Scott Bennett, Guest Commentary//June 15, 2026//
Scott Bennett, Guest Commentary//June 15, 2026//

As one of 15 county attorneys elected in Arizona, I witness daily how hard law enforcement works across our state.
In rural Graham County, the limited size of our departments sometimes requires sending officers to calls alone, miles from backup. In Maricopa County, numerous departments coordinate together to cover one of the largest urban areas in the U.S.
Thankfully, technologies have been developed to supplement the dedicated work of our police officers. These innovations help officers find missing people, catch unsafe drivers and document crimes, while bolstering cases my team argues in court to bring offenders to justice.
That’s why I’m urging the Legislature to ensure HB 2917 does not move forward.
The bill’s intentions aren’t bad. Arizonans have legitimate questions about how public safety technology is used, and we must, as a society, apply limits.

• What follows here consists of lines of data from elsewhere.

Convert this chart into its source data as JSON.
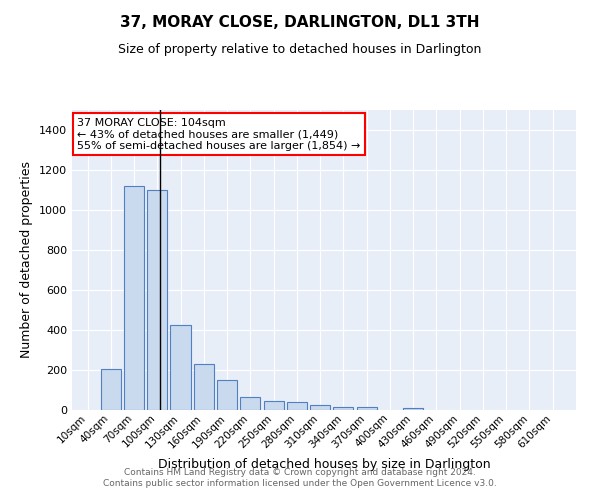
{
  "title": "37, MORAY CLOSE, DARLINGTON, DL1 3TH",
  "subtitle": "Size of property relative to detached houses in Darlington",
  "xlabel": "Distribution of detached houses by size in Darlington",
  "ylabel": "Number of detached properties",
  "footer_line1": "Contains HM Land Registry data © Crown copyright and database right 2024.",
  "footer_line2": "Contains public sector information licensed under the Open Government Licence v3.0.",
  "annotation_line1": "37 MORAY CLOSE: 104sqm",
  "annotation_line2": "← 43% of detached houses are smaller (1,449)",
  "annotation_line3": "55% of semi-detached houses are larger (1,854) →",
  "property_size_sqm": 104,
  "bar_color": "#c9d9ee",
  "bar_edge_color": "#5080c0",
  "bg_color": "#e8eef8",
  "grid_color": "#ffffff",
  "categories": [
    10,
    40,
    70,
    100,
    130,
    160,
    190,
    220,
    250,
    280,
    310,
    340,
    370,
    400,
    430,
    460,
    490,
    520,
    550,
    580,
    610
  ],
  "values": [
    0,
    207,
    1120,
    1100,
    427,
    232,
    148,
    63,
    46,
    38,
    24,
    15,
    15,
    0,
    12,
    0,
    0,
    0,
    0,
    0,
    0
  ],
  "ylim": [
    0,
    1500
  ],
  "yticks": [
    0,
    200,
    400,
    600,
    800,
    1000,
    1200,
    1400
  ],
  "vline_x": 104,
  "title_fontsize": 11,
  "subtitle_fontsize": 9,
  "ylabel_fontsize": 9,
  "xlabel_fontsize": 9,
  "tick_fontsize": 8,
  "footer_fontsize": 6.5,
  "annot_fontsize": 8
}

But in this case, the bill is written so broadly that it could threaten basic tools most people would never want to restrict, such as police body cameras and courthouse security systems.

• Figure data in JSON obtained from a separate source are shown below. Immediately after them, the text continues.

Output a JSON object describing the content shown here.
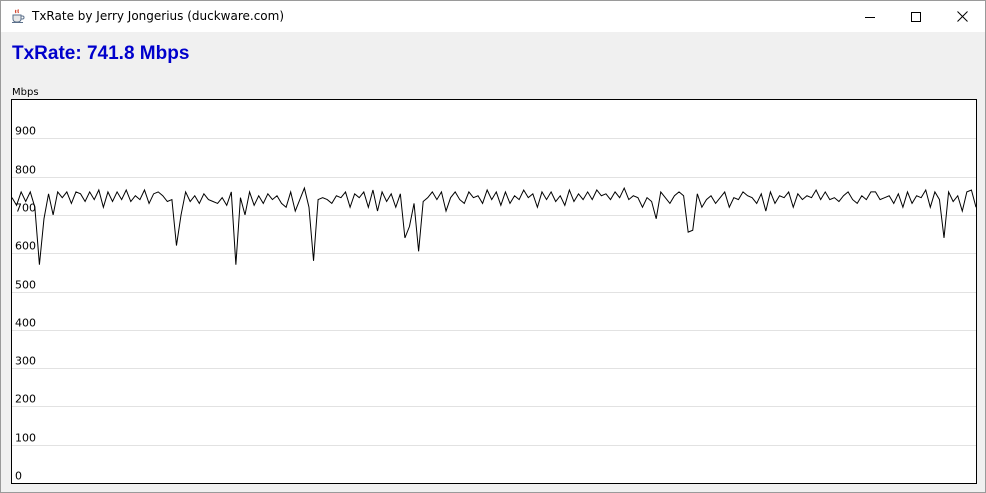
{
  "window": {
    "title": "TxRate by Jerry Jongerius (duckware.com)",
    "icons": {
      "app": "java-coffee-cup-icon",
      "minimize": "minimize-icon",
      "maximize": "maximize-icon",
      "close": "close-icon"
    }
  },
  "main": {
    "rate_text": "TxRate: 741.8 Mbps",
    "rate_color": "#0000cc"
  },
  "chart_data": {
    "type": "line",
    "ylabel": "Mbps",
    "ylim": [
      0,
      1000
    ],
    "yticks": [
      "0",
      "100",
      "200",
      "300",
      "400",
      "500",
      "600",
      "700",
      "800",
      "900"
    ],
    "grid": true,
    "line_color": "#000000",
    "series": [
      {
        "values": [
          745,
          725,
          760,
          735,
          760,
          720,
          570,
          690,
          755,
          700,
          760,
          745,
          760,
          730,
          760,
          755,
          735,
          760,
          740,
          765,
          720,
          760,
          735,
          760,
          740,
          765,
          735,
          750,
          740,
          765,
          730,
          755,
          760,
          750,
          735,
          740,
          620,
          700,
          760,
          735,
          750,
          730,
          755,
          740,
          735,
          730,
          745,
          725,
          760,
          570,
          745,
          700,
          760,
          725,
          750,
          730,
          755,
          740,
          750,
          730,
          720,
          760,
          710,
          740,
          770,
          720,
          580,
          740,
          745,
          740,
          730,
          750,
          745,
          760,
          720,
          755,
          745,
          760,
          720,
          765,
          710,
          760,
          735,
          755,
          720,
          755,
          640,
          670,
          730,
          605,
          735,
          745,
          760,
          740,
          760,
          710,
          745,
          760,
          740,
          730,
          760,
          745,
          750,
          730,
          765,
          740,
          760,
          725,
          760,
          730,
          750,
          740,
          765,
          745,
          755,
          720,
          760,
          740,
          760,
          735,
          750,
          725,
          765,
          735,
          755,
          740,
          760,
          740,
          765,
          750,
          755,
          740,
          760,
          745,
          770,
          740,
          750,
          745,
          720,
          745,
          735,
          690,
          760,
          745,
          730,
          750,
          760,
          750,
          655,
          660,
          755,
          720,
          740,
          750,
          730,
          745,
          760,
          720,
          745,
          740,
          760,
          750,
          745,
          730,
          755,
          710,
          760,
          730,
          750,
          745,
          760,
          720,
          755,
          740,
          750,
          745,
          765,
          740,
          760,
          740,
          745,
          735,
          750,
          760,
          740,
          730,
          750,
          740,
          760,
          760,
          740,
          745,
          750,
          730,
          755,
          720,
          760,
          730,
          750,
          745,
          765,
          720,
          760,
          740,
          640,
          760,
          735,
          750,
          710,
          760,
          765,
          720
        ]
      }
    ]
  }
}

The problem is that the bill uses a sweeping definition of law enforcement technology that could cover almost any device.

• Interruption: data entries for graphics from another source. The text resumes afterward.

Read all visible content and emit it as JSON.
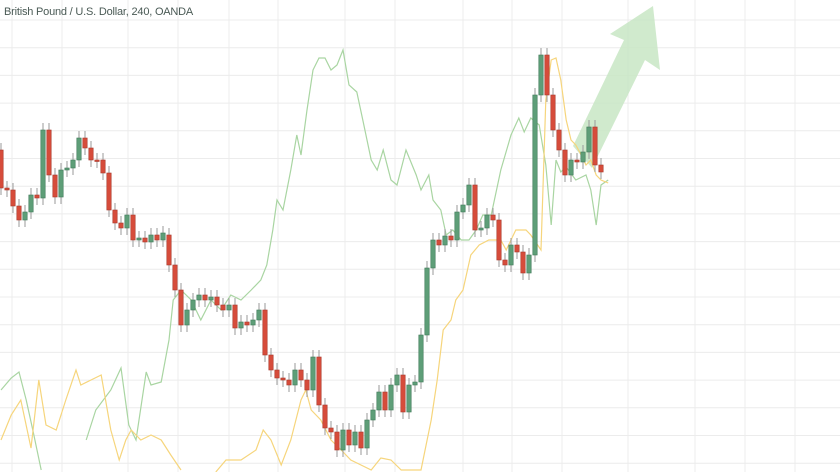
{
  "header": {
    "title": "British Pound / U.S. Dollar, 240, OANDA"
  },
  "colors": {
    "up": "#5e9e78",
    "down": "#d64c3b",
    "wick": "#9a9a9a",
    "grid": "#ececec",
    "line_green": "#a9d5a2",
    "line_yellow": "#f6d57c",
    "arrow": "#c8e6c4"
  },
  "chart_data": {
    "type": "candlestick",
    "title": "British Pound / U.S. Dollar, 240, OANDA",
    "grid": true,
    "ylim": [
      0,
      472
    ],
    "candles_open_close": [
      [
        322,
        284
      ],
      [
        284,
        282
      ],
      [
        282,
        266
      ],
      [
        266,
        252
      ],
      [
        252,
        260
      ],
      [
        260,
        277
      ],
      [
        277,
        274
      ],
      [
        274,
        342
      ],
      [
        342,
        297
      ],
      [
        297,
        275
      ],
      [
        275,
        302
      ],
      [
        302,
        304
      ],
      [
        304,
        312
      ],
      [
        312,
        334
      ],
      [
        334,
        324
      ],
      [
        324,
        312
      ],
      [
        312,
        311
      ],
      [
        312,
        299
      ],
      [
        299,
        262
      ],
      [
        262,
        249
      ],
      [
        249,
        244
      ],
      [
        244,
        257
      ],
      [
        257,
        232
      ],
      [
        232,
        234
      ],
      [
        234,
        230
      ],
      [
        230,
        237
      ],
      [
        237,
        232
      ],
      [
        232,
        239
      ],
      [
        237,
        207
      ],
      [
        207,
        182
      ],
      [
        182,
        147
      ],
      [
        147,
        162
      ],
      [
        162,
        172
      ],
      [
        172,
        177
      ],
      [
        177,
        172
      ],
      [
        172,
        175
      ],
      [
        175,
        167
      ],
      [
        167,
        162
      ],
      [
        162,
        167
      ],
      [
        167,
        144
      ],
      [
        144,
        150
      ],
      [
        150,
        147
      ],
      [
        147,
        152
      ],
      [
        152,
        162
      ],
      [
        162,
        117
      ],
      [
        117,
        102
      ],
      [
        102,
        94
      ],
      [
        94,
        92
      ],
      [
        92,
        87
      ],
      [
        87,
        102
      ],
      [
        102,
        92
      ],
      [
        92,
        82
      ],
      [
        82,
        115
      ],
      [
        115,
        67
      ],
      [
        67,
        44
      ],
      [
        44,
        40
      ],
      [
        40,
        22
      ],
      [
        22,
        42
      ],
      [
        42,
        27
      ],
      [
        27,
        40
      ],
      [
        40,
        24
      ],
      [
        24,
        52
      ],
      [
        52,
        62
      ],
      [
        62,
        80
      ],
      [
        80,
        62
      ],
      [
        62,
        87
      ],
      [
        87,
        97
      ],
      [
        97,
        60
      ],
      [
        60,
        87
      ],
      [
        87,
        90
      ],
      [
        90,
        137
      ],
      [
        137,
        204
      ],
      [
        204,
        232
      ],
      [
        232,
        227
      ],
      [
        227,
        236
      ],
      [
        236,
        232
      ],
      [
        232,
        260
      ],
      [
        260,
        267
      ],
      [
        267,
        287
      ],
      [
        287,
        242
      ],
      [
        242,
        244
      ],
      [
        244,
        257
      ],
      [
        257,
        252
      ],
      [
        252,
        212
      ],
      [
        212,
        207
      ],
      [
        207,
        227
      ],
      [
        227,
        220
      ],
      [
        220,
        199
      ],
      [
        199,
        217
      ],
      [
        217,
        377
      ],
      [
        377,
        417
      ],
      [
        417,
        377
      ],
      [
        377,
        342
      ],
      [
        342,
        322
      ],
      [
        322,
        297
      ],
      [
        297,
        312
      ],
      [
        312,
        310
      ],
      [
        310,
        320
      ],
      [
        320,
        345
      ],
      [
        345,
        307
      ],
      [
        307,
        300
      ]
    ],
    "overlay_lines": [
      {
        "color_key": "line_green",
        "points": [
          [
            0,
            82
          ],
          [
            1.7,
            94
          ],
          [
            3,
            100
          ],
          [
            4.2,
            72
          ],
          [
            5.3,
            42
          ],
          [
            6.7,
            2
          ],
          null,
          [
            14.2,
            32
          ],
          [
            15.8,
            62
          ],
          [
            18.3,
            82
          ],
          [
            20,
            104
          ],
          [
            21.3,
            47
          ],
          [
            22.5,
            32
          ],
          [
            24.2,
            100
          ],
          [
            25,
            87
          ],
          [
            26.7,
            90
          ],
          [
            28,
            132
          ],
          [
            28.7,
            172
          ],
          [
            30,
            182
          ],
          [
            31.7,
            172
          ],
          [
            33.3,
            152
          ],
          [
            35,
            172
          ],
          [
            36.7,
            162
          ],
          [
            38.3,
            177
          ],
          [
            40,
            172
          ],
          [
            41.7,
            182
          ],
          [
            43.3,
            192
          ],
          [
            44.3,
            207
          ],
          [
            45.3,
            242
          ],
          [
            46,
            272
          ],
          [
            47,
            262
          ],
          [
            48.3,
            302
          ],
          [
            49.3,
            337
          ],
          [
            50,
            317
          ],
          [
            51,
            362
          ],
          [
            52,
            402
          ],
          [
            53,
            414
          ],
          [
            54,
            414
          ],
          [
            55,
            402
          ],
          [
            56,
            407
          ],
          [
            57,
            422
          ],
          [
            58,
            387
          ],
          [
            59.3,
            380
          ],
          [
            60.3,
            352
          ],
          [
            61.7,
            312
          ],
          [
            62.7,
            302
          ],
          [
            63.7,
            322
          ],
          [
            65,
            292
          ],
          [
            66,
            287
          ],
          [
            67.5,
            322
          ],
          [
            69.2,
            297
          ],
          [
            70,
            282
          ],
          [
            71.3,
            297
          ],
          [
            72,
            272
          ],
          [
            73.3,
            262
          ],
          [
            74.2,
            237
          ],
          [
            75.3,
            242
          ],
          [
            76.7,
            232
          ],
          [
            78,
            232
          ],
          [
            79.2,
            242
          ],
          [
            80.3,
            257
          ],
          [
            81.7,
            257
          ],
          [
            83.3,
            302
          ],
          [
            85,
            337
          ],
          [
            86.3,
            354
          ],
          [
            87.2,
            340
          ],
          [
            88.3,
            354
          ],
          [
            89.7,
            347
          ],
          [
            90.8,
            307
          ],
          [
            91.7,
            247
          ],
          [
            92.5,
            312
          ],
          [
            93.3,
            300
          ],
          [
            94.2,
            305
          ],
          [
            95.8,
            292
          ],
          [
            97.5,
            297
          ],
          [
            98.3,
            282
          ],
          [
            99.2,
            247
          ],
          [
            100,
            287
          ],
          [
            101.2,
            292
          ]
        ]
      },
      {
        "color_key": "line_yellow",
        "points": [
          [
            0,
            32
          ],
          [
            1.7,
            57
          ],
          [
            3.3,
            72
          ],
          [
            5,
            24
          ],
          [
            6.3,
            92
          ],
          [
            7.5,
            47
          ],
          [
            9.2,
            42
          ],
          [
            10.8,
            72
          ],
          [
            12.5,
            102
          ],
          [
            13.3,
            87
          ],
          [
            15,
            92
          ],
          [
            16.7,
            97
          ],
          [
            18.3,
            42
          ],
          [
            19.7,
            12
          ],
          [
            20.8,
            32
          ],
          [
            21.7,
            42
          ],
          [
            23.3,
            32
          ],
          [
            25,
            37
          ],
          [
            26.7,
            32
          ],
          [
            28.3,
            17
          ],
          [
            30,
            2
          ],
          null,
          [
            35.8,
            0
          ],
          [
            37.5,
            12
          ],
          [
            40,
            12
          ],
          [
            42.5,
            22
          ],
          [
            43.7,
            42
          ],
          [
            45,
            32
          ],
          [
            46.7,
            7
          ],
          [
            48.3,
            32
          ],
          [
            50,
            72
          ],
          [
            50.8,
            82
          ],
          [
            51.7,
            62
          ],
          [
            53.3,
            52
          ],
          [
            55,
            32
          ],
          [
            56.7,
            22
          ],
          [
            58.3,
            12
          ],
          [
            60,
            7
          ],
          [
            61.7,
            2
          ],
          [
            63.3,
            14
          ],
          [
            65,
            12
          ],
          [
            66.7,
            2
          ],
          [
            70,
            2
          ],
          [
            71.7,
            52
          ],
          [
            72.7,
            92
          ],
          [
            73.7,
            142
          ],
          [
            75,
            152
          ],
          [
            75.8,
            172
          ],
          [
            77,
            182
          ],
          [
            78.3,
            217
          ],
          [
            79.7,
            227
          ],
          [
            81.3,
            232
          ],
          [
            83.3,
            232
          ],
          [
            84.2,
            222
          ],
          [
            85.8,
            242
          ],
          [
            87.5,
            242
          ],
          [
            88.3,
            237
          ],
          [
            90,
            222
          ],
          [
            90.8,
            372
          ],
          [
            91.7,
            412
          ],
          [
            92.5,
            414
          ],
          [
            93.3,
            392
          ],
          [
            94.2,
            352
          ],
          [
            95,
            332
          ],
          [
            95.8,
            327
          ],
          [
            96.7,
            317
          ],
          [
            97.5,
            307
          ],
          [
            98.3,
            312
          ],
          [
            99.2,
            297
          ],
          [
            100,
            292
          ],
          [
            101.2,
            289
          ]
        ]
      }
    ],
    "annotation": {
      "type": "arrow",
      "direction": "up-right",
      "color_key": "arrow"
    }
  }
}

Then it treats all of those different technologies as if they were the same as automated license plate readers, for instance, requiring systems to capture only vehicle plates and mandating that data be deleted within three minutes if there’s no match.
A body camera can’t meet those requirements. Neither can a security system in a jail, a school or a stadium. It would even undermine the ability of cities and counties to conduct everyday traffic-flow studies.
The practical result won’t be a sensible protection of privacy. It will be the elimination of vital, time-tested methods that keep our communities and officers safe.
A stark example of this happened down the highway from my office in 2024.
A Mississippi man suspected of murdering his mother and two sisters was on the run. After license-plate readers clocked his vehicle near Morenci, Arizona Department of Public Safety officers pulled him over.Â
Thankfully, officers were alerted to this high-risk individual thanks to information shared across law enforcement agencies, and when the man exited the vehicle with a firearm, officers were prepared and took him down.
I am certainly not arguing for zero oversight of criminal investigative tools. Reasonable guardrails make sense. But this bill, as written, goes too far.
Not only could it hamper investigations and force important evidence to be thrown out of court, most importantly this legislation will leave communities like mine with fewer tools to protect people.
Don’t handcuff our law enforcement officers for no reason.
Graham County Attorney Scott Bennett was elected in 2020. He currently serves as chair of the Arizona Prosecuting Attorneys’ Advisory Council and is Arizona’s delegate and board member to the National District Attorneys Association.